• Last modified 2024 days ago (Dec. 31, 2013)


New doctor talks about working in a rural hospital

News editor

Dr. Paige Hatcher arrived at St. Luke Physician Clinic in October, and with a couple of months under her belt, she doesn’t have to think about what has surprised her the most.

“People are sicker than I expected,” she said.

She sees many patients with a variety of ailments — not a “sleepy little town.” That makes the job both challenging and rewarding, Hatcher said. It also makes her work interesting.

“I tell people, ‘It’s not good to be interesting to doctors,’” Hatcher said.

Hatcher took the job in Marion after working in Portland, Ore., since completing medical school at the University of Kansas in 2009. She completed her residency at a large teaching hospital, then worked at a “safety net” clinic for the uninsured.

Her specialties are in family and preventive medicine. She also has a master’s degree in public health. Hatcher sees patients at St. Luke Physician Clinic four days a week and takes emergency room call at St. Luke Hospital.

She thinks the match with St. Luke is good for both sides.

“It’s great. I’m happy,” Hatcher said. “I wanted a small community, close to my family, where I could do all kinds of medicine.”

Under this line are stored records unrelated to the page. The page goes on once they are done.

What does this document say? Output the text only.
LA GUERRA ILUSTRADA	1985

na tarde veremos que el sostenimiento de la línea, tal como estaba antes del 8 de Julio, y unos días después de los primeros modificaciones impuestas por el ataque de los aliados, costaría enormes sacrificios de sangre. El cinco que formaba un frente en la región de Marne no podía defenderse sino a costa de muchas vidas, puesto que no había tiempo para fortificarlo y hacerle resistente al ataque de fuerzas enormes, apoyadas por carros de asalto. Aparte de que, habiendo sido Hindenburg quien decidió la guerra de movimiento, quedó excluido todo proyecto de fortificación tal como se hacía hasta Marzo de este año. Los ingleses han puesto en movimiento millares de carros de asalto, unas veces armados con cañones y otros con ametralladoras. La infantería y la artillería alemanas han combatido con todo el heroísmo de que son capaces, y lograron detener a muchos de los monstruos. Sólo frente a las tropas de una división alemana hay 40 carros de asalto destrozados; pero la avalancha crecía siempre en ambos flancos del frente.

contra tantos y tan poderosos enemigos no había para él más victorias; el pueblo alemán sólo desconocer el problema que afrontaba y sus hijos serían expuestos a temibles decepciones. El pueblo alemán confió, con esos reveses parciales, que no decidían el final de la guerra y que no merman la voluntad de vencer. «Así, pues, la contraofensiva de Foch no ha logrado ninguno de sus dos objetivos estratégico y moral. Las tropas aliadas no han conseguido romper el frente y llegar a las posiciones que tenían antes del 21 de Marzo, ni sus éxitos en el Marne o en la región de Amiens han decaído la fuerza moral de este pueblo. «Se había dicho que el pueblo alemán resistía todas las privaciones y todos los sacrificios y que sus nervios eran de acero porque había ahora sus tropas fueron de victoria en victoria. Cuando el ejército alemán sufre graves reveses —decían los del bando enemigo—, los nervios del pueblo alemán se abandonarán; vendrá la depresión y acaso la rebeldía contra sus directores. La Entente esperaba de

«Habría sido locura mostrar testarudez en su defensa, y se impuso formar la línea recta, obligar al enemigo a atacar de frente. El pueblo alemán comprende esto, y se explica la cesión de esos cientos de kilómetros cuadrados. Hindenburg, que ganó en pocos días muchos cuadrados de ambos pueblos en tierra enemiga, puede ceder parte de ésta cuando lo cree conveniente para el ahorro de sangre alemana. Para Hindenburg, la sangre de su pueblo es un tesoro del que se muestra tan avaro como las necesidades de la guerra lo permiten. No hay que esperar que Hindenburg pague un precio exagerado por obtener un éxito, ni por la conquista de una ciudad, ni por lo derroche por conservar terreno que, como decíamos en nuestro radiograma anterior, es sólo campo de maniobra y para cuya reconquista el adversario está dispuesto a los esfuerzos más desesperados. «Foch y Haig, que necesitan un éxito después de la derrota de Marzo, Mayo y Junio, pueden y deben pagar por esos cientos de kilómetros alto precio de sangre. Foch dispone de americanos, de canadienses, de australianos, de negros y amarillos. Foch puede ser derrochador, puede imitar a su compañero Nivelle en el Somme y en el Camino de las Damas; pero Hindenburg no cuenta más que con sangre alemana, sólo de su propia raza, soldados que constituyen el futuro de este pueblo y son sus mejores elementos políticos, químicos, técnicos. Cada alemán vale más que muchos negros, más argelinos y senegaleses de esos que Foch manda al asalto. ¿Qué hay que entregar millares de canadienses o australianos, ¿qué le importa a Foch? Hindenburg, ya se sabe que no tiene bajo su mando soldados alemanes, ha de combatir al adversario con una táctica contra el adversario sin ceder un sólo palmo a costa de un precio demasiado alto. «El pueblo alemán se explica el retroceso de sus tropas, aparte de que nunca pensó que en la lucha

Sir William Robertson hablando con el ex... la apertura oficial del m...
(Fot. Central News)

Hatcher grew up in Haven, where her mother ran a clinic and her stepfather was a paramedic on the ambulance crew.

“I grew up with people showing up at our doorstep,” she said. “I was hanging out with my mom at the hospital from the time I was 12.”

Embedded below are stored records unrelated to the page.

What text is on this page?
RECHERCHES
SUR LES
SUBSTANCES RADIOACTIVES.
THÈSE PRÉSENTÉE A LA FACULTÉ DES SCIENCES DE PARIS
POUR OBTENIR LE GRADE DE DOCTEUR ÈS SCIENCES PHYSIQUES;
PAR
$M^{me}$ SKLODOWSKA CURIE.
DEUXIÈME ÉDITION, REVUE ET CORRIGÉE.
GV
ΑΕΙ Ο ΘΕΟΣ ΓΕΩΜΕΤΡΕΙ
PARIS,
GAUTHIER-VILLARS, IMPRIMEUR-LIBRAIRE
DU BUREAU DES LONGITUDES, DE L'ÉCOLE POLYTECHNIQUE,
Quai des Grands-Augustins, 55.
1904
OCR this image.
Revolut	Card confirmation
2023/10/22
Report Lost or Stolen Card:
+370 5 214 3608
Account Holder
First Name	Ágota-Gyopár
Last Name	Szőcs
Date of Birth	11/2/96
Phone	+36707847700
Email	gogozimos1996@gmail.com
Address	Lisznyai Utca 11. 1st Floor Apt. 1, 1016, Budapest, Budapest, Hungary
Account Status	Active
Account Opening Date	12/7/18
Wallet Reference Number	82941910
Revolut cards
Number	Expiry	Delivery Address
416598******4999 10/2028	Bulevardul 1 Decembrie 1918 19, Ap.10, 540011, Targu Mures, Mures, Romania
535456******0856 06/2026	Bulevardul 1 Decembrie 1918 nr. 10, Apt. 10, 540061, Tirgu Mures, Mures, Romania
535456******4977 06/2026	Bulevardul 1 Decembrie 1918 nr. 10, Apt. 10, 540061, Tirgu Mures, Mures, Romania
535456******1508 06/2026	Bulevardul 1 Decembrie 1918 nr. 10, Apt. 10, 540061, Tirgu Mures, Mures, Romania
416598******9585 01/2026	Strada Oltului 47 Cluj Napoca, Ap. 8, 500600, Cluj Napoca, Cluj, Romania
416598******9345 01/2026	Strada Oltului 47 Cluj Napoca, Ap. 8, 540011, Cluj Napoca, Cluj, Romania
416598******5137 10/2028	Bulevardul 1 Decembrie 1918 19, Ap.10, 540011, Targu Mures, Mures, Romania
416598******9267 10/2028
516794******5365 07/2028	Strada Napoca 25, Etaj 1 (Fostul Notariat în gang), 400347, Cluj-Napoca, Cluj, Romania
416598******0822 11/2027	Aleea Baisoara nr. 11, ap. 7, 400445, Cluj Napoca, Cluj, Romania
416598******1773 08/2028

Despite that background, she fought her inclination to go into the medical field when she first went to Wichita State University. She wanted to be a band director, but her friends and mentors urged her to enter the pre-med program.

Not wanting to give up her musical interest, she worked with the Woodland United Methodist Church choir in Wichita to pay her way through school. She has also gotten involved with church music since arriving in Marion.

Hatcher also bought a house on the south edge of Marion, and she plans to grow a massive garden in the spring, provided deer don’t eat all of her plants. She said there are usually a dozen deer in her yard any given evening.